A tentativa fracassada de golpe na Bolívia. As Forças Armadas tentaram tirar proveito da crise política para impor um regime de fato e fracassaram. O líder do golpe, Juan José Zúñiga, foi preso.
Por Federico Dertaube, 26 de junho de 2024
Nas horas da tarde da quarta-feira, 26 de junho de 2024, houve cenas que pareciam ter saído da antiga televisão em preto e branco. Sem nenhum disfarce institucional ou “democrático”, um tanque militar estava arrombando os portões do Palácio Quemado para entrar na sede da presidência da Bolívia. A unidade militar responsável pela tentativa de golpe havia se mobilizado a partir da Plaza Murillo, liderada pelo agora ex-chefe do exército, Juan José Zúñiga.
As intenções do golpe eram indisfarçáveis. Enquanto sitiava o Palacio Quemado, Zúñiga exigiu a renúncia do presidente Luis Arce. “Veja a crise em que eles [o governo de Luis Arce] nos deixaram. As forças armadas estão tentando estruturar a democracia, para torná-la uma verdadeira democracia, não a democracia de alguns”, disse ele da Plaza Murillo. Ele também exigiu a impunidade dos golpistas de 2019, pedindo “a libertação imediata de todos os presos políticos”. Desde Camacho [o fascistóide responsável pelas mobilizações em Santa Cruz], Áñez [o ex-presidente do golpe de 2019-2020], os generais, os tenentes-coronéis e os capitães que são presos políticos”.
A prévia: crise política
A vida política boliviana foi marcada pela crescente tensão entre Luis Arce e Evo Morales, o que levou à divisão de fato do MAS, o partido do governo, enquanto ambos se acusavam mutuamente de traição.
Longe dos anos de expansão de 2005 a 2015, os anos de vacas magras vêm atingindo a economia boliviana há uma década. Sem voltar aos níveis de miséria da década de 1990 e do início dos anos 2000, sob governos neoliberais como os de Sánchez de Lozada, Carlos Mesa e do ex-ditador Hugo Banzer, a esperança de crescimento permanente vem se esvaindo há algum tempo.
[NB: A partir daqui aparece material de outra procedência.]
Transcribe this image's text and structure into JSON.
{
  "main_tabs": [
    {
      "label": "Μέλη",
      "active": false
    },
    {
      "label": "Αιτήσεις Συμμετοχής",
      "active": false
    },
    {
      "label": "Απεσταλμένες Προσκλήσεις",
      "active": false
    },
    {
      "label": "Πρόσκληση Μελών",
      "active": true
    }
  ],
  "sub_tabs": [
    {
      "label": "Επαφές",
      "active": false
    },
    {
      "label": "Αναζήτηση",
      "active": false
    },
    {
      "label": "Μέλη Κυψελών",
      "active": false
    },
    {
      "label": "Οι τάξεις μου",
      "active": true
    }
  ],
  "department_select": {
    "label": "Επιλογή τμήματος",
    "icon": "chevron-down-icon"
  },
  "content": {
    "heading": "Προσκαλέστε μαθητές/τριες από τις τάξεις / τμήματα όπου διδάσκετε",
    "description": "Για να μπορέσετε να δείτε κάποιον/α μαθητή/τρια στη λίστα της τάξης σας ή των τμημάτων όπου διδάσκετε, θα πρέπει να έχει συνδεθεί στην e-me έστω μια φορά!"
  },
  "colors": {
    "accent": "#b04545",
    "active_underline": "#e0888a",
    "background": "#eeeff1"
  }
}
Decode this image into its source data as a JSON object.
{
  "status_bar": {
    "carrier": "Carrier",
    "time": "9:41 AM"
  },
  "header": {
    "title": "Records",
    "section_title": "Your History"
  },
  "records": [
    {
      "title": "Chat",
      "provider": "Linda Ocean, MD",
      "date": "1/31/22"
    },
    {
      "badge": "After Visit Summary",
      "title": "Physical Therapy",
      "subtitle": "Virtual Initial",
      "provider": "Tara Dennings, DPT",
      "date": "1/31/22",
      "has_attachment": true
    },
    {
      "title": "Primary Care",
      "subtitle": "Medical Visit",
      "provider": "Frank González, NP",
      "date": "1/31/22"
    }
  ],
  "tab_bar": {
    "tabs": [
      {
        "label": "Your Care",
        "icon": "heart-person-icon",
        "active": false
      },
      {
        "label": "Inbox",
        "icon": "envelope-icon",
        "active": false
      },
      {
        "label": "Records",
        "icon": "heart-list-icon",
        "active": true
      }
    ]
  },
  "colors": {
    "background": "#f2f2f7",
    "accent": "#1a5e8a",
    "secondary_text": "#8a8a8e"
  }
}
Os anos de bonança econômica e hegemonia política incontestável de Evo Morales foram o resultado de uma combinação de circunstâncias. Primeiro, os altos preços internacionais do gás permitiram que o governo tivesse uma certa orientação “redistributiva”, enquanto os lucros capitalistas e o poder dos proprietários tradicionais do país permaneceram praticamente intocados. Em segundo lugar, o país estava saindo da rebelião popular de 2003, na qual a mobilização de massa expulsou o governo de Sánchez de Lozada e impôs sua agenda a toda a Bolívia. Em terceiro lugar, um dirigente reformista oriundo dos movimentos de massa – obviamente, estamos falando de Evo Morales – conseguiu dar um verniz político e cultural “indígena” ao velho Estado capitalista boliviano construído com base nos dois eventos anteriores. O apoio da grande maioria ao seu governo foi total.
Hoje a realidade é muito diferente. As receitas das exportações de gás despencaram devido a uma combinação de queda na demanda do Brasil e da Argentina e queda nos preços internacionais. Além disso, o governo é cada vez mais forçado a importar gás para atender à demanda doméstica. O resultado é uma escassez de dólares, que circulam amplamente no país, tanto para investimentos quanto para pequenas economias. Parte da antiga e firme base social do MAS estava se mobilizando contra o governo.
Além disso, uma parte importante da era hegemônica do MAS foi a figura do próprio Evo, com amplos poderes e influência própria. Arce, que foi Ministro da Economia no primeiro governo de Morales, está agora tentando ofuscar o ex-presidente, construindo sua própria influência. Ambos já haviam anunciado suas candidaturas presidenciais e as tensões entre os dois estavam em alta.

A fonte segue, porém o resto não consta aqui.